Computers enhance traditional diagnosis, but more research is needed.
Inside the Department of Pathology and Laboratory Medicine at Vancouver General Hospital (VGH), a clinician peers through a microscope. She is looking at a thin slice from a block of paraffin wax embedded with tissue samples, searching for clues to cure disease. VGH neuropathologist and VCHRI researcher Dr. Stephen Yip calls this the analogue version of histology—the study of the structure of tissues at the microscopic level. Research he and colleagues are conducting is paving the way for histology 2.0 in the age of digital technology.
Yip and Adrian Levine, a resident of pathology and laboratory medicine at VGH, are researching how software programs that use deep learning can add a layer of quality control to diagnosing diseases from tissue samples. Deep learning here refers to computer software that uses algorithms to recognize what data represents, such as curves and lines in an image. This is similar to technology found in self-driving cars, which uses machine learning to detect features in the landscape.
The deep learning tools Yip and Levine are using have been around for a decade, but only in the past few years have they become popular for diagnosing diseases, such as cancer, from tissue samples. Advances in an area of deep learning called convolutional neural networks (CNNs) have been pivotal to this newfound application.
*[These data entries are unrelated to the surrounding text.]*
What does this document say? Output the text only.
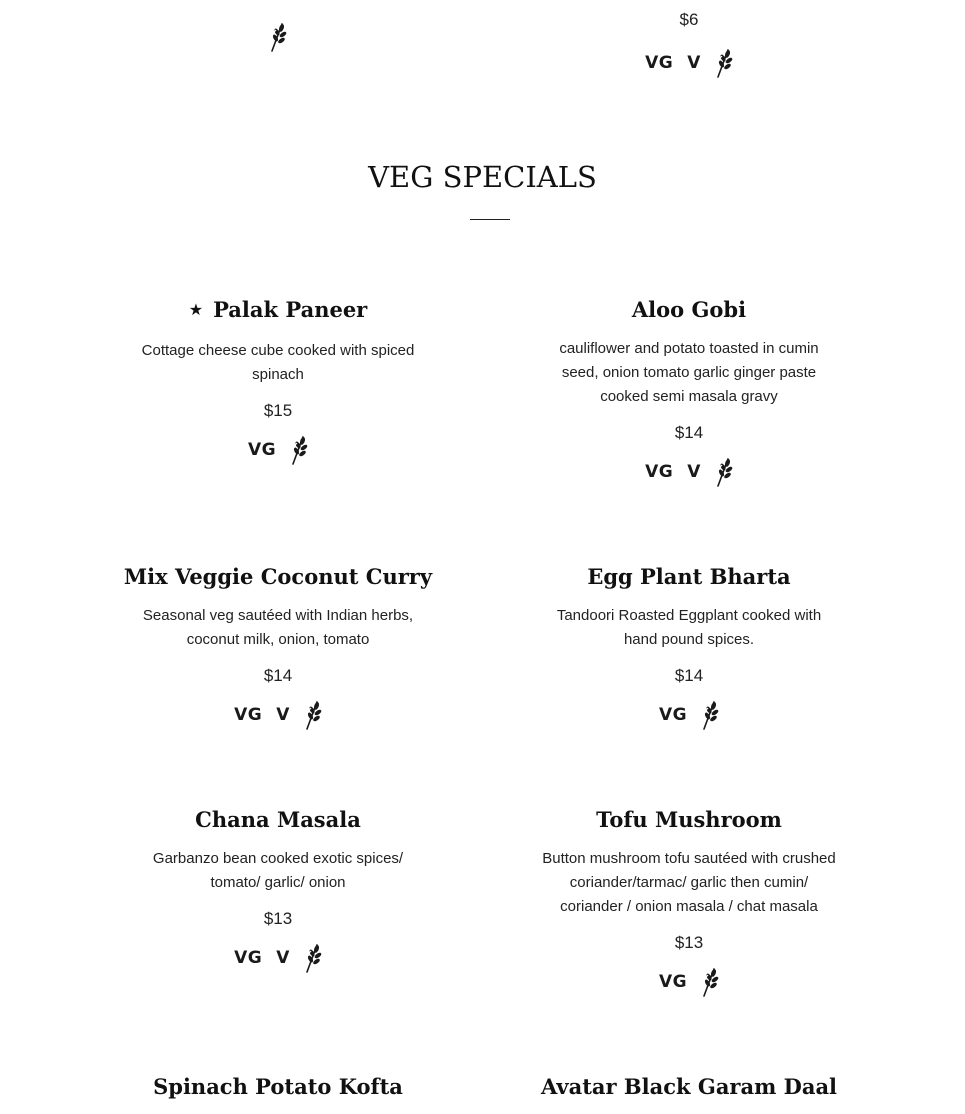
$6
VG V
VEG SPECIALS
★ Palak Paneer
Cottage cheese cube cooked with spiced spinach
$15
VG
Aloo Gobi
cauliflower and potato toasted in cumin seed, onion tomato garlic ginger paste cooked semi masala gravy
$14
VG V
Mix Veggie Coconut Curry
Seasonal veg sautéed with Indian herbs, coconut milk, onion, tomato
$14
VG V
Egg Plant Bharta
Tandoori Roasted Eggplant cooked with hand pound spices.
$14
VG
Chana Masala
Garbanzo bean cooked exotic spices/ tomato/ garlic/ onion
$13
VG V
Tofu Mushroom
Button mushroom tofu sautéed with crushed coriander/tarmac/ garlic then cumin/ coriander / onion masala / chat masala
$13
VG
Spinach Potato Kofta	Avatar Black Garam Daal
CNNs are computer algorithms that identify specific characteristics in images using a layering technique. This makes CNNs ideal for medical specialties that rely heavily on image-based data—such as radiology and pathology—for interpreting information and making diagnoses. They enable computers to accurately differentiate between, for example, images of cancerous and non-cancerous cells.
Research is fueling the new frontier of disease identification
To make it possible for computers to identify disease, millions of images of tissue samples need to be uploaded as digital copies. These images train the deep learning software to identify different medical conditions based on previous diagnoses.
“The gold standard will be to make sure the software works on new real-world tissue samples.”
While all the images in the database provide essential baseline information, the long-term hope is for this technology to be able to identify diseases from images it has never seen before.
At some centres, radiologists already apply machine learning as part of their day-to-day work, including for examining X-rays and CT scans. By comparison, histologists have been peering through microscopes at tissue samples sandwiched between panes of glass since the mid-1800s, which Yip calls the “analog” way of doing things in the new digital frontier.
“We still have to digitize a huge number of slides to provide the training data our software needs to reach the gold standard of disease identification.”
Research, including a paper submitted by Levine, Yip and colleagues called “Machine learning in pathology: a primer on techniques and applications,” discusses examples where combining CNNs with a pathologist’s diagnosis improved the accuracy of the diagnosis by several percentage points. In one example, the CNN was able to more accurately distinguish between different types of lung cancer than its human pathologist counterpart.
CNN technology is still in the early development stages as a clinical diagnostic tool. Scientists do not yet know with 100 per cent certainty whether there may be inherent biases in its programming that could interfere with a proper diagnosis. In other words, at least for the time being, diagnoses will still need to be signed off by a qualified human.